Question subsidiaire: la République doit-elle contourner le problème en organisant des séances de baignade spécifiques, réservées à certaines femmes qui se baigneraient habillées sans que cela pose de problème d’hygiène… du fait de leur religion? La réponse est comprise dans la question. Lorsque le maire de Grenoble, écologiste de gauche, demande à l’Etat de s’emparer du problème, il ne fait que se défausser de ses responsabilités. L’Etat n’a pas à organiser des séances de baignade semi-publiques compatibles avec tel ou tel culte religieux, ou décréter un compromis sur certaines tenues plus conformes que d’autres aux règles d’hygiène… morale. Si la piscine est un lieu public, elle est ouverte à tous, avec les mêmes règles, sans prise en compte de considérations religieuses.
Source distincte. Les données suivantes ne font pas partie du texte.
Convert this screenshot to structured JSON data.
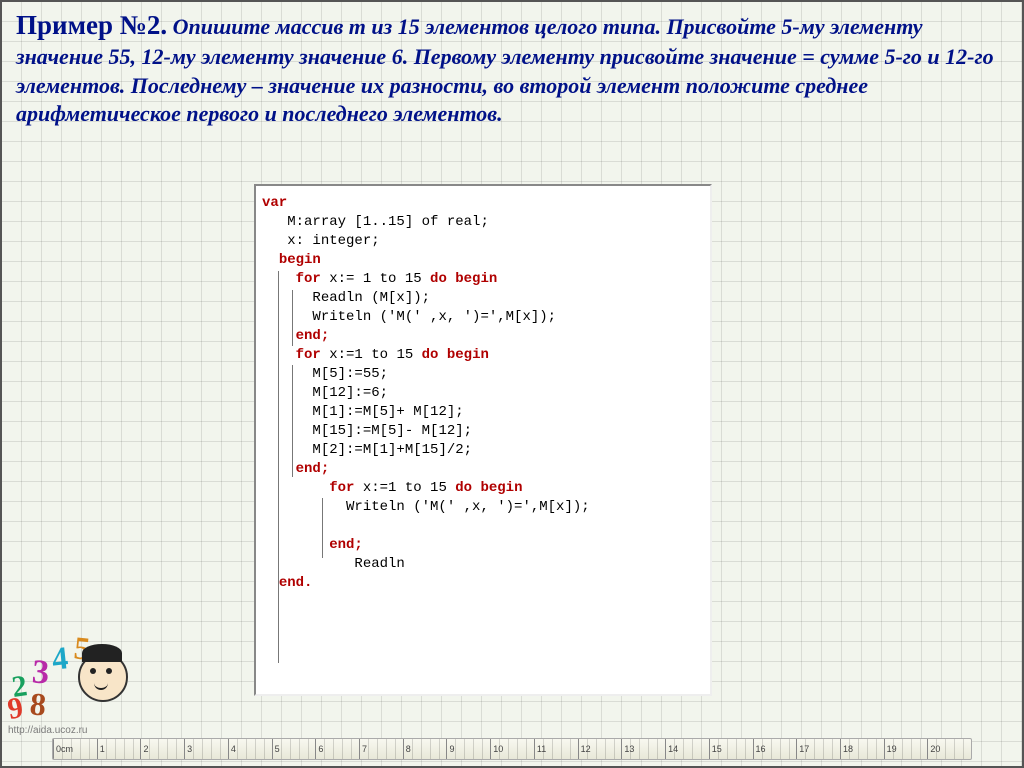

Cela dit, le maire de Grenoble et les autres élus ne sont pas débarrassés pour autant du problème. Il y a longtemps que l’on a compris, que la stratégie des islamistes politiques, et de leur bras armé le CCIF (Comité contre l’islamophobie en France), était de créer à intervalle régulier ce type d’incident dans le but de fédérer, communautariser, des musulmans, dont on peut imaginer que la plupart ne souhaitent rien d’autre que vivre est toute tranquillité, dans leur pays, en respectant les règles de la République. On se souvient de cette jeune femme voilée prétendant se faire embaucher comme vendeuse chez Etam, spécialiste du déshabillé et de la lingerie sexy, pour mieux dénoncer ensuite une discrimination à l’embauche… Il est évident que chaque polémique publique engendrée par ce type de provocations renforce la position de ces militants de la religion, qui peuvent trouver dans chaque appel à l’interdiction du voile islamique, dans chaque stigmatisation réelle ou supposée de l’islam, du grain à moudre pour leur chapelle. Pour renforcer un communautarisme religieux, il n’y a évidemment rien de plus efficace que le sentiment de persécution. Pour lutter contre, sans doute pas de meilleure attitude que l’application stricte et sans complaisance de la même loi pour tous sur le territoire de la République laïque.